Santa Monica, who could deny it? We squeezed onto a jam-packed, stop go, bus for the hour long journey down to Santa Monica Boulevard. Tour guide Miko was interested to see if anything had changed since it was her haunt in 96’ but for now, as the LA loud bus driver nattered into his loud speaker encouraging people to give up their seats for pregnant woman and ones with children, we wished we’d organized better and hired a soft top for the day.

Miko’s headache dissipated after they got off at Santa Monica Blvd where the filthy rich and famous came to play in their bon’ vivant way. It still looked familiar. The plaza’s in town were ‘same, same’, having nothing unique about them other than being pretentiously known for celeb spotting. 

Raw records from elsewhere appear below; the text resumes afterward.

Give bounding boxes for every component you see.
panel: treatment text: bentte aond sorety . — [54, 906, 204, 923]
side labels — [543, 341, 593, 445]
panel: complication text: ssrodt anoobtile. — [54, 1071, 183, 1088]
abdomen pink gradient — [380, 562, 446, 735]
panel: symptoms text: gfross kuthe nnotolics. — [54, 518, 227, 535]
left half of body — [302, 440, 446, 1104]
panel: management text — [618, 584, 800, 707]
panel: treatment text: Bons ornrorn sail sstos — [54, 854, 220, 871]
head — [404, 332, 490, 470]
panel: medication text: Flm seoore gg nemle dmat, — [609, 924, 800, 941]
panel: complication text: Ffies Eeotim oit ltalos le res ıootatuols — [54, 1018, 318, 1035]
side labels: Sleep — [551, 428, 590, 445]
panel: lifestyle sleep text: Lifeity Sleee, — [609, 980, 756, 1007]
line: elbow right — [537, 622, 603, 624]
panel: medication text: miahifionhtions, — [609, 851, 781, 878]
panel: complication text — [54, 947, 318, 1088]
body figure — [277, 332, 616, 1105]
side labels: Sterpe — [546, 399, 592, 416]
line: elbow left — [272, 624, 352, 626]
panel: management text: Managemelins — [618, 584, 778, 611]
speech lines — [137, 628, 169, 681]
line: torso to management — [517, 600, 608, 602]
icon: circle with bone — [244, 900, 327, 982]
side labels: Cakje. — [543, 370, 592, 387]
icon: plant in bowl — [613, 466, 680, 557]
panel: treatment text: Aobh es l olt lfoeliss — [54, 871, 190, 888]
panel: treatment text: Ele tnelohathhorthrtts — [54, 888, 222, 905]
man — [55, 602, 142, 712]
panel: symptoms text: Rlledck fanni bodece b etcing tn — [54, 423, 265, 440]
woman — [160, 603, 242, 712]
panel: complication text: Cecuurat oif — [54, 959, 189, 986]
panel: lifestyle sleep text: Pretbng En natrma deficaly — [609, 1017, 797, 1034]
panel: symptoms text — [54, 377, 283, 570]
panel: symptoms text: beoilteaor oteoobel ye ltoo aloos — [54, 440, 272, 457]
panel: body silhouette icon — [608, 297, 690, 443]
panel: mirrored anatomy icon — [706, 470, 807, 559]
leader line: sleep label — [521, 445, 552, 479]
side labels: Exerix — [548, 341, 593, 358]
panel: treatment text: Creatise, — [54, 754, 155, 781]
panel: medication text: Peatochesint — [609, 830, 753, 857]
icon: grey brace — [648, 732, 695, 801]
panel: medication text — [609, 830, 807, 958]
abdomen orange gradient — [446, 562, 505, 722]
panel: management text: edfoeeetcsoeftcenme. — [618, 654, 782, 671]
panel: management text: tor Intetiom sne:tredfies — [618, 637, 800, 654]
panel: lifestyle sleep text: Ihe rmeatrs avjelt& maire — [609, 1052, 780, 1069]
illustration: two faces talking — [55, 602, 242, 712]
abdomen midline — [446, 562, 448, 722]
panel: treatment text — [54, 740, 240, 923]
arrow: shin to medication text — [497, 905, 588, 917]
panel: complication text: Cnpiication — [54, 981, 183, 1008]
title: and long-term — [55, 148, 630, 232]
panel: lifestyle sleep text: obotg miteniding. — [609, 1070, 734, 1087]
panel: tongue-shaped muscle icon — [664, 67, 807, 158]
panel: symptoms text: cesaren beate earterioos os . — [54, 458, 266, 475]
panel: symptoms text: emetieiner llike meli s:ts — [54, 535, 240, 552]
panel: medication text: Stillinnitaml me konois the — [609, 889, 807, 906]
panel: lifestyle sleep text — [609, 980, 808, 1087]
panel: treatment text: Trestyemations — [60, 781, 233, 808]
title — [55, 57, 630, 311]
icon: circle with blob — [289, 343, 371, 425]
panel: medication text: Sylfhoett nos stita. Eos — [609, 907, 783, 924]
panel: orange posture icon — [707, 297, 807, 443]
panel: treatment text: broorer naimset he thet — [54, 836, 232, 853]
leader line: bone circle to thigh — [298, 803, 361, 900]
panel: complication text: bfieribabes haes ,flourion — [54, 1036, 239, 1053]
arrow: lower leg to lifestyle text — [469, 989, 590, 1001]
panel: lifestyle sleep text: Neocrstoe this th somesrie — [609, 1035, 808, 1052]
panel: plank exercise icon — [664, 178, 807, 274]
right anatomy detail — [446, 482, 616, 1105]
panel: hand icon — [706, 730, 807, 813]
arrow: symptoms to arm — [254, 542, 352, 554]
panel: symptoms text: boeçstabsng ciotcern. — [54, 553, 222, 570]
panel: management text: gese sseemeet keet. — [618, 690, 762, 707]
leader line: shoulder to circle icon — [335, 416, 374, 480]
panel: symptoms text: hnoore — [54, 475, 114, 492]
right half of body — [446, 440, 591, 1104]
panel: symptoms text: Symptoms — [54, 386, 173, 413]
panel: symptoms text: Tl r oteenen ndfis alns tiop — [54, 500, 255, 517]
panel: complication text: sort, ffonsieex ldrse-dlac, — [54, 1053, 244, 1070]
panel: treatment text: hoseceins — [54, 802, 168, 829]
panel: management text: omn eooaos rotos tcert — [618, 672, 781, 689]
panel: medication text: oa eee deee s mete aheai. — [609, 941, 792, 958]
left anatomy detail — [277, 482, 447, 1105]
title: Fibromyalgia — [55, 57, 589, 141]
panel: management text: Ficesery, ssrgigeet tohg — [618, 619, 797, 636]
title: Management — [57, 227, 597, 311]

With LA being so spread out, ones own transport is necessary if one is to see anything remotely interesting. The café culture, people watching and the plastic attitude were as fascinating to watch as paint dry as everyone was trying their damndest to out do others. One could cry at the sadness if it wasn’t so pathetically funny!

The pier and the boardwalk had its usual show-offs that the world has all seen before. There are the jumps and twirls of the bikini-clad dolls and the tight trunked Kens as they compete for the most attention in their blades or fancy runners. The mother’s or nanny’s power walk and shake their booty as they push baby in pram forward and free a few meters before jogging and scissoring to catch up. You have the jokers, the preachers, the know-it-alls, the posers, the gigolos, the watchers, and the clicking ‘wana picture’ tourists. It was all a hoot.

The beach either side of the pier stretched into the distance as far as the eye could see, being so broad it finally backed onto the gardens of well positioned beach houses some 250 metres from the shore at the foot of the small cliffs, on top of which ran the busy free way. Not so much romantic as frantic. 

We decided to give the long winding promenade, snaking its way down to the steroid induced chiselled forms of Venice beach, a miss. 

Instead we opted to try the little Irish bar that Miko remembered being at the start of the pier only to find it was now ‘Rusty’s Surf Shack’. It didn’t matter, after treading the heavy, gnarled wooden boards of the fairground pier, we took a late lunch at Rusty’s enjoying some sweet Californian wine and chilled beer while we crunched on some healthy green leaves that is the LA dining experience.

We left the beach front in the sizzling heat as all the bathers crammed in at the sea shore. Miko was intrigued to wander down memory lane as we trailed up a few blocks from 3rd street. Our heads flicked from side to side with Miko trying to glimpse places from the past, including her old apt block, and Knox tried to fit reality into descriptions. We easily found the local supermarket but after that the trail went cold. It had been 10 years so it was no surprise that in the intervening time her memory had faded and developments had changed the landscape.

An evening drink to reminisce in ‘Ye Olde Kings Head’ on Santa Monica Blvd turned into a bit of a session chatting to some of the clientele. We found there wasn’t much chance to ‘give a tip’, as the staff often just kept the change without asking. All in all it was a hazy return to the hotel.




A drowsy Miko peered bleary eyed at the clock not really caring about the time, turned over again and fell back into slumber to dream of ‘pink elephants’. Half an hour later Knox woke with his head thumping and immediately became frantic.

“Shit, Miko, its 8.10, we haven’t packed and we have to be at the airport by 9.30”, his parched fuzzy mouth gasped, while trailing the blankets off her.

Miko grunted but dragged herself up. 

We finally made it to LAX for 9.45am with just enough time to check in. We were too monged to argue with the 50 dollar levy for the weight of their bags and as we were two sorry states, we were just happy to board the plane, dizzy headed, and get on the way to New York.

Oh how we felt awful but would try to get some sleep before the gruesome 3 hour wait for a connection in Houston.